Submitted as coursework for PH240, Stanford University, Fall 2016

Why Regulation is Necessary

There are quite a few market failures in the fossil fuel electricity-generating industry, such as the social costs, environmental externalities, and polluting public goods. [1] These costs that neither the consumer nor producer bear is therefore carried by the rest of society, taking on the form of adverse health effects and climate change. If the current Private Marginal Cost of production were to take into account the current costs that society has to pay, the industry would have to pollute less and maybe be more willing to invest in technology that reduced their emissions, such as carbon-capturing scrubbers or invest in renewables as a part of their electricity generation.

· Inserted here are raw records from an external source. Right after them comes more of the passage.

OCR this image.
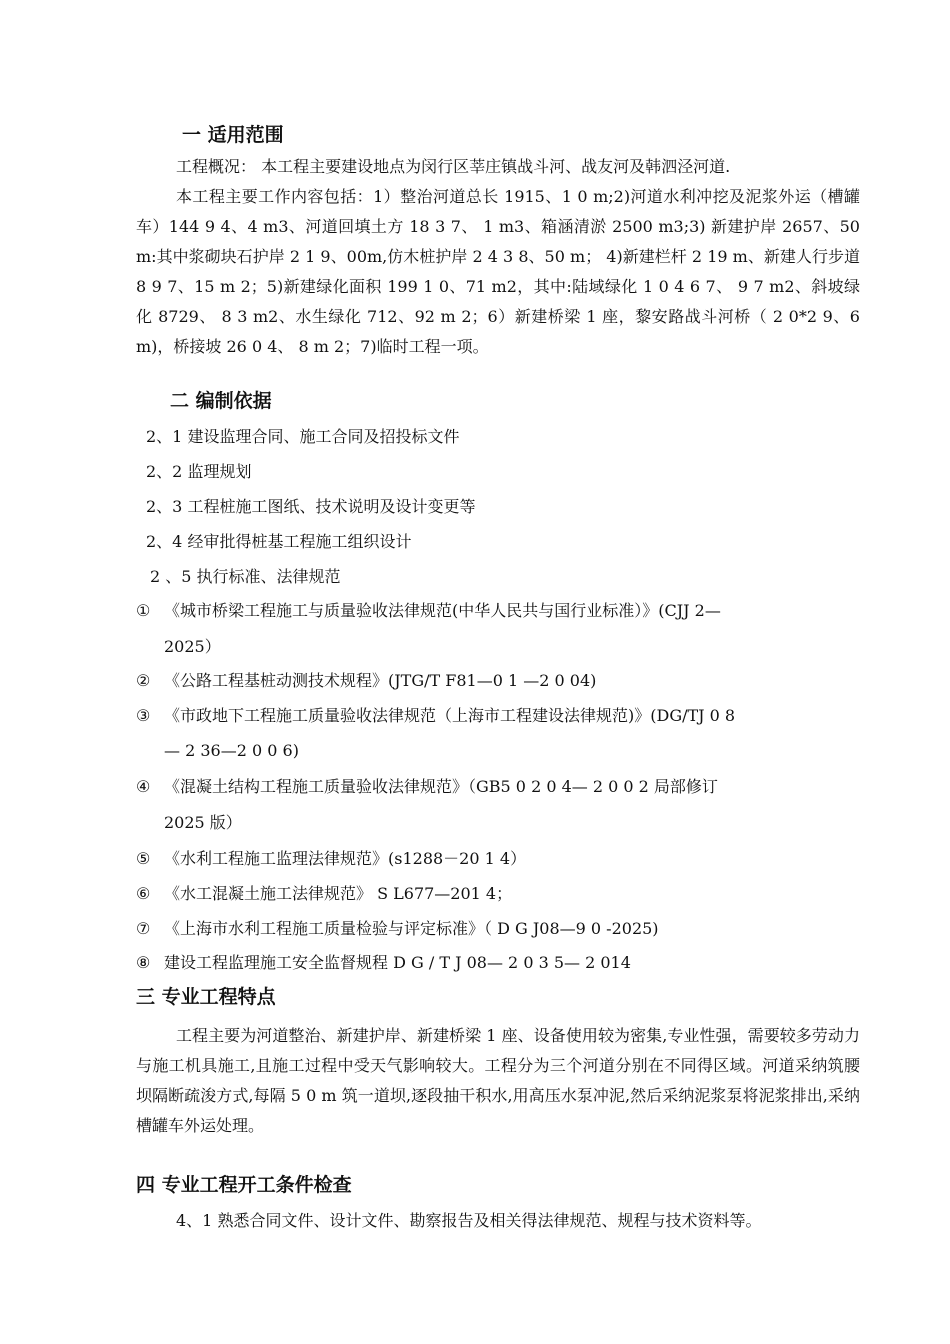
一 适用范围
工程概况： 本工程主要建设地点为闵行区莘庄镇战斗河、战友河及韩泗泾河道.
本工程主要工作内容包括：1）整治河道总长 1915、1 0 m;2)河道水利冲挖及泥浆外运（槽罐车）144 9 4、4 m3、河道回填土方 18 3 7、 1 m3、箱涵清淤 2500 m3;3) 新建护岸 2657、50 m:其中浆砌块石护岸 2 1 9、00m,仿木桩护岸 2 4 3 8、50 m； 4)新建栏杆 2 19 m、新建人行步道 8 9 7、15 m 2；5)新建绿化面积 199 1 0、71 m2，其中:陆域绿化 1 0 4 6 7、 9 7 m2、斜坡绿化 8729、 8 3 m2、水生绿化 712、92 m 2；6）新建桥梁 1 座，黎安路战斗河桥（ 2 0*2 9、6 m)，桥接坡 26 0 4、 8 m 2；7)临时工程一项。
二 编制依据
2、1 建设监理合同、施工合同及招投标文件
2、2 监理规划
2、3 工程桩施工图纸、技术说明及设计变更等
2、4 经审批得桩基工程施工组织设计
2 、5 执行标准、法律规范
① 《城市桥梁工程施工与质量验收法律规范(中华人民共与国行业标准）》(CJJ 2—
2025）
② 《公路工程基桩动测技术规程》(JTG/T F81—0 1 —2 0 04)
③ 《市政地下工程施工质量验收法律规范（上海市工程建设法律规范)》(DG/TJ 0 8
— 2 36—2 0 0 6)
④ 《混凝土结构工程施工质量验收法律规范》（GB5 0 2 0 4— 2 0 0 2 局部修订
2025 版）
⑤ 《水利工程施工监理法律规范》(s1288－20 1 4）
⑥ 《水工混凝土施工法律规范》 S L677—201 4；
⑦ 《上海市水利工程施工质量检验与评定标准》（ D G J08—9 0 -2025)
⑧ 建设工程监理施工安全监督规程 D G / T J 08— 2 0 3 5— 2 014
三 专业工程特点
工程主要为河道整治、新建护岸、新建桥梁 1 座、设备使用较为密集,专业性强，需要较多劳动力与施工机具施工,且施工过程中受天气影响较大。工程分为三个河道分别在不同得区域。河道采纳筑腰坝隔断疏浚方式,每隔 5 0 m 筑一道坝,逐段抽干积水,用高压水泵冲泥,然后采纳泥浆泵将泥浆排出,采纳槽罐车外运处理。
四 专业工程开工条件检查
4、1 熟悉合同文件、设计文件、勘察报告及相关得法律规范、规程与技术资料等。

It is important to regulate carbon emissions to correct for the market failures that currently exist and, should the federal government be unwilling to take leadership in passing regulations, state governments can take the initiative through carbon taxes.

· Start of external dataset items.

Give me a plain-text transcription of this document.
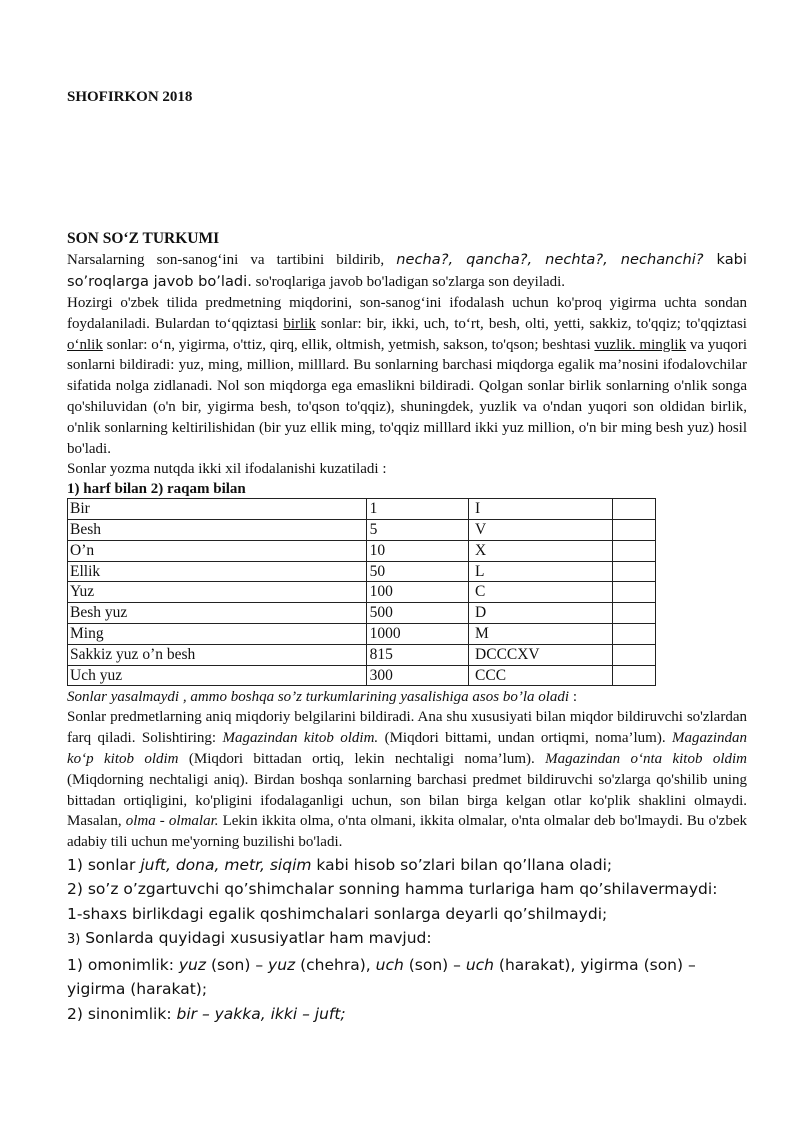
SHOFIRKON 2018

SON SO‘Z TURKUMI

Narsalarning son-sanog‘ini va tartibini bildirib, necha?, qancha?, nechta?, nechanchi? kabi so’roqlarga javob bo’ladi. so'roqlariga javob bo'ladigan so'zlarga son deyiladi.

Hozirgi o'zbek tilida predmetning miqdorini, son-sanog‘ini ifodalash uchun ko'proq yigirma uchta sondan foydalaniladi. Bulardan to‘qqiztasi birlik sonlar: bir, ikki, uch, to‘rt, besh, olti, yetti, sakkiz, to'qqiz; to'qqiztasi o‘nlik sonlar: o‘n, yigirma, o'ttiz, qirq, ellik, oltmish, yetmish, sakson, to'qson; beshtasi vuzlik. minglik va yuqori sonlarni bildiradi: yuz, ming, million, milllard. Bu sonlarning barchasi miqdorga egalik ma’nosini ifodalovchilar sifatida nolga zidlanadi. Nol son miqdorga ega emaslikni bildiradi. Qolgan sonlar birlik sonlarning o'nlik songa qo'shiluvidan (o'n bir, yigirma besh, to'qson to'qqiz), shuningdek, yuzlik va o'ndan yuqori son oldidan birlik, o'nlik sonlarning keltirilishidan (bir yuz ellik ming, to'qqiz milllard ikki yuz million, o'n bir ming besh yuz) hosil bo'ladi.

Sonlar yozma nutqda ikki xil ifodalanishi kuzatiladi :

1) harf bilan 2) raqam bilan

Bir	1	I	
Besh	5	V	
O’n	10	X	
Ellik	50	L	
Yuz	100	C	
Besh yuz	500	D	
Ming	1000	M	
Sakkiz yuz o’n besh	815	DCCCXV	
Uch yuz	300	CCC	

Sonlar yasalmaydi , ammo boshqa so’z turkumlarining yasalishiga asos bo’la oladi :

Sonlar predmetlarning aniq miqdoriy belgilarini bildiradi. Ana shu xususiyati bilan miqdor bildiruvchi so'zlardan farq qiladi. Solishtiring: Magazindan kitob oldim. (Miqdori bittami, undan ortiqmi, noma’lum). Magazindan ko‘p kitob oldim (Miqdori bittadan ortiq, lekin nechtaligi noma’lum). Magazindan o‘nta kitob oldim (Miqdorning nechtaligi aniq). Birdan boshqa sonlarning barchasi predmet bildiruvchi so'zlarga qo'shilib uning bittadan ortiqligini, ko'pligini ifodalaganligi uchun, son bilan birga kelgan otlar ko'plik shaklini olmaydi. Masalan, olma - olmalar. Lekin ikkita olma, o'nta olmani, ikkita olmalar, o'nta olmalar deb bo'lmaydi. Bu o'zbek adabiy tili uchun me'yorning buzilishi bo'ladi.

1) sonlar juft, dona, metr, siqim kabi hisob so’zlari bilan qo’llana oladi;

2) so’z o’zgartuvchi qo’shimchalar sonning hamma turlariga ham qo’shilavermaydi:

1-shaxs birlikdagi egalik qoshimchalari sonlarga deyarli qo’shilmaydi;

3) Sonlarda quyidagi xususiyatlar ham mavjud:

1) omonimlik: yuz (son) – yuz (chehra), uch (son) – uch (harakat), yigirma (son) – yigirma (harakat);

2) sinonimlik: bir – yakka, ikki – juft;
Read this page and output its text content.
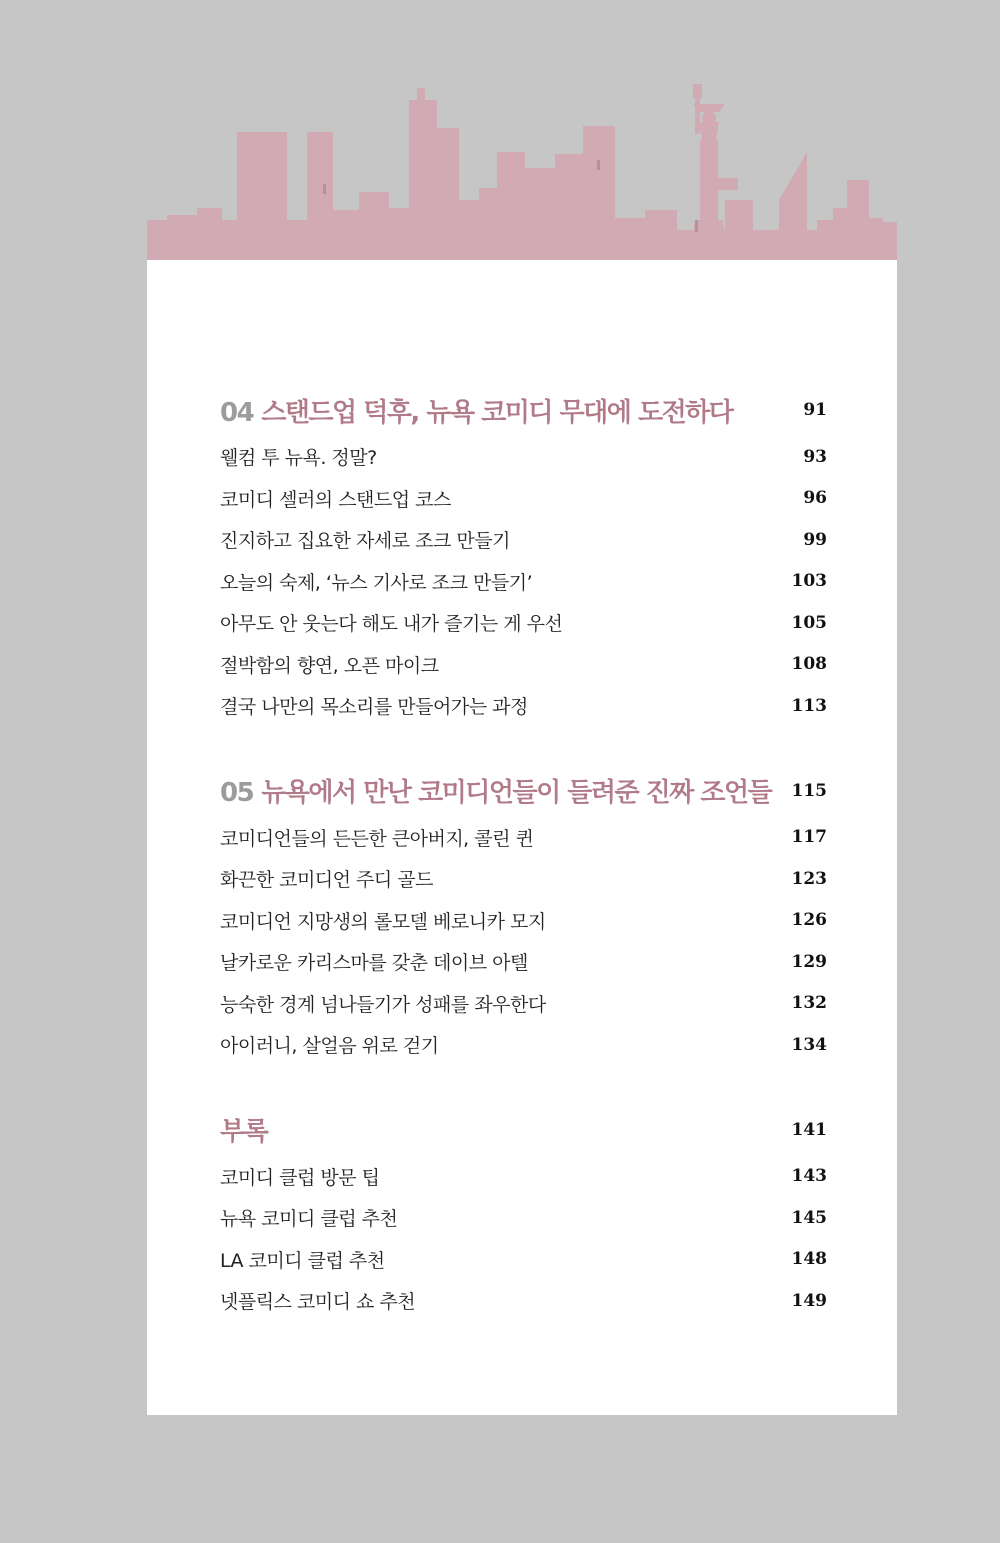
04 스탠드업 덕후, 뉴욕 코미디 무대에 도전하다	91
웰컴 투 뉴욕. 정말?	93
코미디 셀러의 스탠드업 코스	96
진지하고 집요한 자세로 조크 만들기	99
오늘의 숙제, ‘뉴스 기사로 조크 만들기’	103
아무도 안 웃는다 해도 내가 즐기는 게 우선	105
절박함의 향연, 오픈 마이크	108
결국 나만의 목소리를 만들어가는 과정	113
05 뉴욕에서 만난 코미디언들이 들려준 진짜 조언들 115
코미디언들의 든든한 큰아버지, 콜린 퀸	117
화끈한 코미디언 주디 골드	123
코미디언 지망생의 롤모델 베로니카 모지	126
날카로운 카리스마를 갖춘 데이브 아텔	129
능숙한 경계 넘나들기가 성패를 좌우한다	132
아이러니, 살얼음 위로 걷기	134
부록	141
코미디 클럽 방문 팁	143
뉴욕 코미디 클럽 추천	145
LA 코미디 클럽 추천	148
넷플릭스 코미디 쇼 추천	149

Kinds of Regulation: Carbon Tax versus Cap and Trade

A carbon tax sets a fee per unit of carbon dioxide emitted by an electricity-generating plant. The Cap and Trade alternative can be more powerful if multiple states in a region all participate in a similar program with an initial set of permits allocated and able to be traded. However, if the country finds itself in an administration that does not prioritize environmental regulation, passing a carbon tax is still something a state can do on its own to combat climate change and reduce the other externalities associated with the heavy carbon emissions. [2]

State Legislation

While the federal government does play a major role in setting the stage for environmental regulation across the country, each state has the power to enact environmental legislation, independent of the federal goals (or lack thereof). For example, the state of California has a cap-and-trade program independent of federal regulations. [3] Absent federal leadership and support for carbon emissions reduction, individual states can take the initiative by implementing statewide carbon taxes. By allocating a dollar cost to the tons of carbon dioxide emitted, the damages to air quality, environment, and human health will finally be taken into account in the power-generating transaction. [4]

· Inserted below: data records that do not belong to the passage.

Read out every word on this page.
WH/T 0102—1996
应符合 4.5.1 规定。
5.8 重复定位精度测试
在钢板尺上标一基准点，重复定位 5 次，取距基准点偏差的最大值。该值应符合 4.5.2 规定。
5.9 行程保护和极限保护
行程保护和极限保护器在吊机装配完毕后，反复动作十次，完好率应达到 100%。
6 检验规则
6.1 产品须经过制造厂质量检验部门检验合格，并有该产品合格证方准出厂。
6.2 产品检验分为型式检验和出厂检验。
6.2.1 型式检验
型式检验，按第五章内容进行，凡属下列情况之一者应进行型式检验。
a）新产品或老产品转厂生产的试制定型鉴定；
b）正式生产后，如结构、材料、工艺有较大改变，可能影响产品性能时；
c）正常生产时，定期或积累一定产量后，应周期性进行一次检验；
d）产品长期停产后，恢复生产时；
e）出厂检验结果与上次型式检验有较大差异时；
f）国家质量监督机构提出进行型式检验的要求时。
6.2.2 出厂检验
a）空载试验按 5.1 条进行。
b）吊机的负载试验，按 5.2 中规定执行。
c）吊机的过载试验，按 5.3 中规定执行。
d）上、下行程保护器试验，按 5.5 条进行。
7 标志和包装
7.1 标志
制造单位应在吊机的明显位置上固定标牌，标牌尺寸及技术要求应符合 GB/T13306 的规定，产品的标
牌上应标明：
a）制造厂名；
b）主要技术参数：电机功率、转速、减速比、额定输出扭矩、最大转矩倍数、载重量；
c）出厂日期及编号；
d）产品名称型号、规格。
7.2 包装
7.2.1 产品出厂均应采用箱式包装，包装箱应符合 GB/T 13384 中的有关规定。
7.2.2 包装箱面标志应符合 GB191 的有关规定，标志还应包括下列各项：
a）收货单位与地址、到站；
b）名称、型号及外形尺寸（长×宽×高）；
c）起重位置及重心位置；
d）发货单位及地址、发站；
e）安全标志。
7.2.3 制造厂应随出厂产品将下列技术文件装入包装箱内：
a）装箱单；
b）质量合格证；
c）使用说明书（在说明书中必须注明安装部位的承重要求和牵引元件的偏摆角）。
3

© Laura Padilla. The author grants permission to copy, distribute and display this work in unaltered form, with attribution to the author, for noncommercial purposes only. All other rights, including commercial rights, are reserved to the author.

References

[1] S. Brunner, C. Flachsland, and R. Marschinski, "Credible Commitment in Carbon Policy," Climate Policy 12, 255 (2012).

[2] W. Rosenbaum, Environmental Politics and Policy, 9th Ed. (CQ Press, 2013).

[3] J. S. Dryzek, The Politics of the Earth, 3rd Ed. (Oxford University Press, 2013).

[4] R. W. Hahn, "Economic Prescriptions for Environment Problems: How the Patient Followed the Doctor's Orders," J. Econ. Perspect. 3, 95 (1989).